En effet, le Contrat n°3519/CPMP/MTI-2020 relatif à la fourniture de produits alimentaires d’un montant de 13 503 826 FCFA a été attribué à SIMPA SERVICES dont le gérant est aussi titulaire de la société « MATY BTP » soumissionnaire au même marché et la société « Assitan SIMPARA », soumissionnaire audit marché également.

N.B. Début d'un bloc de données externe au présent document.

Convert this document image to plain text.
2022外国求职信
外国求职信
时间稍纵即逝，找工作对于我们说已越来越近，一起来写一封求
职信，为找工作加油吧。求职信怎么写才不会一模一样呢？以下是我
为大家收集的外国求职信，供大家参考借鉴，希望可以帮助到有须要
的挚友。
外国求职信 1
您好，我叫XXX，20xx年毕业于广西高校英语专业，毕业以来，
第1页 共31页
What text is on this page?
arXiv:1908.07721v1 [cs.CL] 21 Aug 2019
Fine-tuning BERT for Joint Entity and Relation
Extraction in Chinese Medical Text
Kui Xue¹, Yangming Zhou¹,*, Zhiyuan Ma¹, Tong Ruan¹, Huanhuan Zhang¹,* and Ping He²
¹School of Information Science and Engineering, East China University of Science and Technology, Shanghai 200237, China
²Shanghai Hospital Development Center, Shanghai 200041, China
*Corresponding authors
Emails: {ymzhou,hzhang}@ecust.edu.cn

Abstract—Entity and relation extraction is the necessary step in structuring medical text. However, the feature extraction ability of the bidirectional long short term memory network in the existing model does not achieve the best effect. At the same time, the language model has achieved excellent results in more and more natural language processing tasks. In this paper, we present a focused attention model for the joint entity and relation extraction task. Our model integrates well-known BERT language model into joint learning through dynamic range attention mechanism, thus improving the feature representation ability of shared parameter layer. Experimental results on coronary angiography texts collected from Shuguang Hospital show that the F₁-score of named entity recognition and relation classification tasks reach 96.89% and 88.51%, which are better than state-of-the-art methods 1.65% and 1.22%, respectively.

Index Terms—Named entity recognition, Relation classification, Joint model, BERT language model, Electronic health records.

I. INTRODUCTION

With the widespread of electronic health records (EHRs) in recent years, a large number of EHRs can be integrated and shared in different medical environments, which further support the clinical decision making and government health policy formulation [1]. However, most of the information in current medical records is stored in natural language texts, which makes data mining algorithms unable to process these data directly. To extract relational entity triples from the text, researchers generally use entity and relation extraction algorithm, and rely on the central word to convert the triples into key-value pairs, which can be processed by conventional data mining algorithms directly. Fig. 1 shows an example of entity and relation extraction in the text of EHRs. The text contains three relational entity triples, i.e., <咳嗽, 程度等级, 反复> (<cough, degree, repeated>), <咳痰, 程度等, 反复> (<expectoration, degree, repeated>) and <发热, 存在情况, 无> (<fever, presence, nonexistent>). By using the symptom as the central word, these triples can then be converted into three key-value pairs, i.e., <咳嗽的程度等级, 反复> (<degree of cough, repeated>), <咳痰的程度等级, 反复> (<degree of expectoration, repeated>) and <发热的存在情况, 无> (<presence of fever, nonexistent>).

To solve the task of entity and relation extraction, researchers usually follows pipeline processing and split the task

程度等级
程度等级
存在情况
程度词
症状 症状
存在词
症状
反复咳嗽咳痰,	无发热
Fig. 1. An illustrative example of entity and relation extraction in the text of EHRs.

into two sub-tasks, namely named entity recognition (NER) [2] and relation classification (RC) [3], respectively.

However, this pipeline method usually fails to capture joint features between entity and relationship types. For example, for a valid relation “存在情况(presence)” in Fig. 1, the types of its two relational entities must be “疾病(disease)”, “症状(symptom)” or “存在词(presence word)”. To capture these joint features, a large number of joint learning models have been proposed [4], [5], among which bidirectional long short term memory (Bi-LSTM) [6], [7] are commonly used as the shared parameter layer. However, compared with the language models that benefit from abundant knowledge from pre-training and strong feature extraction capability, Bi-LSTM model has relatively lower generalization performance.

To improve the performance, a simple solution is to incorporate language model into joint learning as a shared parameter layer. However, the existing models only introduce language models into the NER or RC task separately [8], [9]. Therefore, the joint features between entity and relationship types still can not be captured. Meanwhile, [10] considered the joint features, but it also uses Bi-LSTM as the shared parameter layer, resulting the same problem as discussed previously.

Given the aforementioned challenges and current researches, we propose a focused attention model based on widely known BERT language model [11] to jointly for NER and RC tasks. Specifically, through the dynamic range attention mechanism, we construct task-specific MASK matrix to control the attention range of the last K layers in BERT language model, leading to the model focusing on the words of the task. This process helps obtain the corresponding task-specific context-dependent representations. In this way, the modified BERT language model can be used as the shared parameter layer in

Paiement indu des arriérés d’impôts directs à un Cabinet fiscal par la DG et l’Agent Comptable
L’Article 252 de la Loi n°06-068/ du 29 décembre 2006, modifiée, portant Livre de Procédures Fiscales stipule : « L’impôt direct est payable à la caisse du comptable assignataire des rôles et des rapports de liquidation ou du ressort de la circonscription sur laquelle cet impôt est dû. L’adresse, la signature et le cachet du comptable assignataire doivent figurer sur les avertissements, avis, sommations et autres documents relatifs au recouvrement adressés aux redevables ».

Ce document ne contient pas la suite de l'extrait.